Blutplasma ist der flüssige Teil des Blutes, aus dem teure Medikamente für Patienten weltweit hergestellt werden. Und eine begehrte, international gehandelte Ware. Wichtigstes Exportland sind die USA, wo die Spender rund 60 Dollar für ihr Blut erhalten. Pharmafirmen betreiben in den Agglomerationen der ärmsten Städte Amerikas hunderte Spendezentren. Auch in Cleveland, Ohio.
Hier trafen wir Spender, die ohne das Geld von Octapharma, das sie zweimal pro Woche für ihr Blut erhalten, nicht überleben könnten.
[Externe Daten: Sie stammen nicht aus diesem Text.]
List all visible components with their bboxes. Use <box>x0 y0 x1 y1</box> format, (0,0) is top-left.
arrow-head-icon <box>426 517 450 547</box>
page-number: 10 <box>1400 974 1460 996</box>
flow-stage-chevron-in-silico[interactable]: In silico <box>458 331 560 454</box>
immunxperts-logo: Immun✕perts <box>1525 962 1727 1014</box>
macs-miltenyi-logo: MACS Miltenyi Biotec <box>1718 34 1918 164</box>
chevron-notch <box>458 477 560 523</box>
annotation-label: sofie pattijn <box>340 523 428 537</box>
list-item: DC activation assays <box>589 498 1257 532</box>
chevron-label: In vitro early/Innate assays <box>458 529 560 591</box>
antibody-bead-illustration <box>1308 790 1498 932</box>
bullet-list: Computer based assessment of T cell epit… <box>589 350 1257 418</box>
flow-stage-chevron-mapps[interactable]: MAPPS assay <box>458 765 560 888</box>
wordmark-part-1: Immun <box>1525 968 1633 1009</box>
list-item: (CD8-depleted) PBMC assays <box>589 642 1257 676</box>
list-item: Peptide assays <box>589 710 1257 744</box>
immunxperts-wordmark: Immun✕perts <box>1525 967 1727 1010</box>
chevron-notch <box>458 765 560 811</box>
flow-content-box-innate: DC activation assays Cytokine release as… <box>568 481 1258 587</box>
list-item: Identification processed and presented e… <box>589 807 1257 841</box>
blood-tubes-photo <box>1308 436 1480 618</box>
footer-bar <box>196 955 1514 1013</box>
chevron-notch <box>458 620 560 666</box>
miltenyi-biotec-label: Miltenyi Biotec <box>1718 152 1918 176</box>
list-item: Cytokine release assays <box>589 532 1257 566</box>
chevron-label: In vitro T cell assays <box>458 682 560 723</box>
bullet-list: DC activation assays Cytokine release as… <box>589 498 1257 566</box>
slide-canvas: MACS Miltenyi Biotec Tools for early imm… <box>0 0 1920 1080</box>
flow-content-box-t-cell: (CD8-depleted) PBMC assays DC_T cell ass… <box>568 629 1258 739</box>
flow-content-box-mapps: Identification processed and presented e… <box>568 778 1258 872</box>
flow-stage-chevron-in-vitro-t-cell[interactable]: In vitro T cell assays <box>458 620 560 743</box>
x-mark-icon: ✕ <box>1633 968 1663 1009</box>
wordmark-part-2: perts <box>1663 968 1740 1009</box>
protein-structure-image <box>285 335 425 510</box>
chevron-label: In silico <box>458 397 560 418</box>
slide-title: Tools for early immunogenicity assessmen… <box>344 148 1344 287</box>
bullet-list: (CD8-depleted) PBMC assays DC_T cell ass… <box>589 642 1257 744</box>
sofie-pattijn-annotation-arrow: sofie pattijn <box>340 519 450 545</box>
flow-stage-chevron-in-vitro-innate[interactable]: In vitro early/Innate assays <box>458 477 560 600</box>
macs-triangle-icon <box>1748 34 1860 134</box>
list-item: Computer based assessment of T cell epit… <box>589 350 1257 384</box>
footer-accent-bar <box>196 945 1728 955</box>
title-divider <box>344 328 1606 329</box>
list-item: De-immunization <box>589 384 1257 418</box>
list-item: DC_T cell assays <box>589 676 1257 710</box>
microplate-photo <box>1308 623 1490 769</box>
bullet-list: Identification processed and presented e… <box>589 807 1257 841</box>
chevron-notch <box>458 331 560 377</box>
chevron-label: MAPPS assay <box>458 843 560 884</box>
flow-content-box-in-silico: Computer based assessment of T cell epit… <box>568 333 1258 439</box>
Das Paradoxe daran: Dieses industriell gesammelte amerikanische Blutplasma kostet weit weniger als jenes, das Freiwillige in der Schweiz und in Europa spenden.
Das Rote Kreuz verkauft Blutplasma an Octapharma
Octapharma mit Sitz in Lachen/SZ ist eine der vier multinationalen Firmen, die den Markt mit menschlichem Blutplasma beherrschen. Octapharma ist zwar nicht die grösste, aber ein wichtiger Player im Markt. 2014 hat die Firma in Frankreich einen Prozess gewonnen, dank dem der Handel mit Blut – bis anhin staatliches Monopol – dem Wettbewerb freigegeben wurde.
In der Schweiz verkauft das Rote Kreuz, das als einzige Blutspendedienste betreiben darf, gespendetes Blutplasma auch an Octapharma und an weitere Firmen. In ganz Europa sind die Gesundheitssysteme bemüht, ihre Kosten zu senken. Dadurch wächst das Interesse an «Low Cost»-Plasma aus Amerika. Experten warnen vor Gesundheitsrisiken und der Abhängigkeit von amerikanischem Blutplasma im Fall von Epidemien. Ausserdem prangern sie den ethischen Zerfall an, der damit einhergeht, wenn der menschliche Körper zur Handelsware herabgewürdigt wird.
Auf den Spuren der schmutzigen Geschäfte
Unserem Dokumentarfilm «Das Geschäft mit dem Blut» liegen über ein Jahr Recherchen in der Schweiz, in den Vereinigten Staaten und in Frankreich zugrunde.
Als Westschweizer Journalisten, die wir seit Jahren in diesem Bereich recherchieren, wurden wir stutzig als Ende 2014 der ehemalige Ministerpräsident Portugals José Sócrates wegen Verdachts auf Korruption, Geldwäsche und Steuerhinterziehung verhaftet wurde. Von heute auf morgen sitzt der ehemalige sozialistische Abgeordnete in einer Zelle eines Gefängnisses, das er während seiner Amtszeit selbst eingeweiht hatte. Gemäss Anklage erhielt er als Berater der Schweizer Firma Octapharma monatlich 12’000 Euro. Dieses Honorar wurde ihm sogar doppelt ausbezahlt: eine mutmassliche Waschanlage für nicht deklarierte Gelder, die auf Schweizer Konten lagen.
Ein Pharmaunternehmen am Zürichsee, von dem wir noch nie gehört hatten? Ein augenscheinlich respektables Unternehmen, das in Lachen im Kanton Schwyz ansässig ist und weltweit rund 6000 Mitarbeitende beschäftigt und diese zwielichtige Geschichte. Wie passt das zusammen? Am Anfang tappten wir im Dunkeln. Doch schon bei den ersten Recherchen zur Vorgehensweise von Octapharma stiessen wir auf einen undurchsichtigen weltweiten Markt.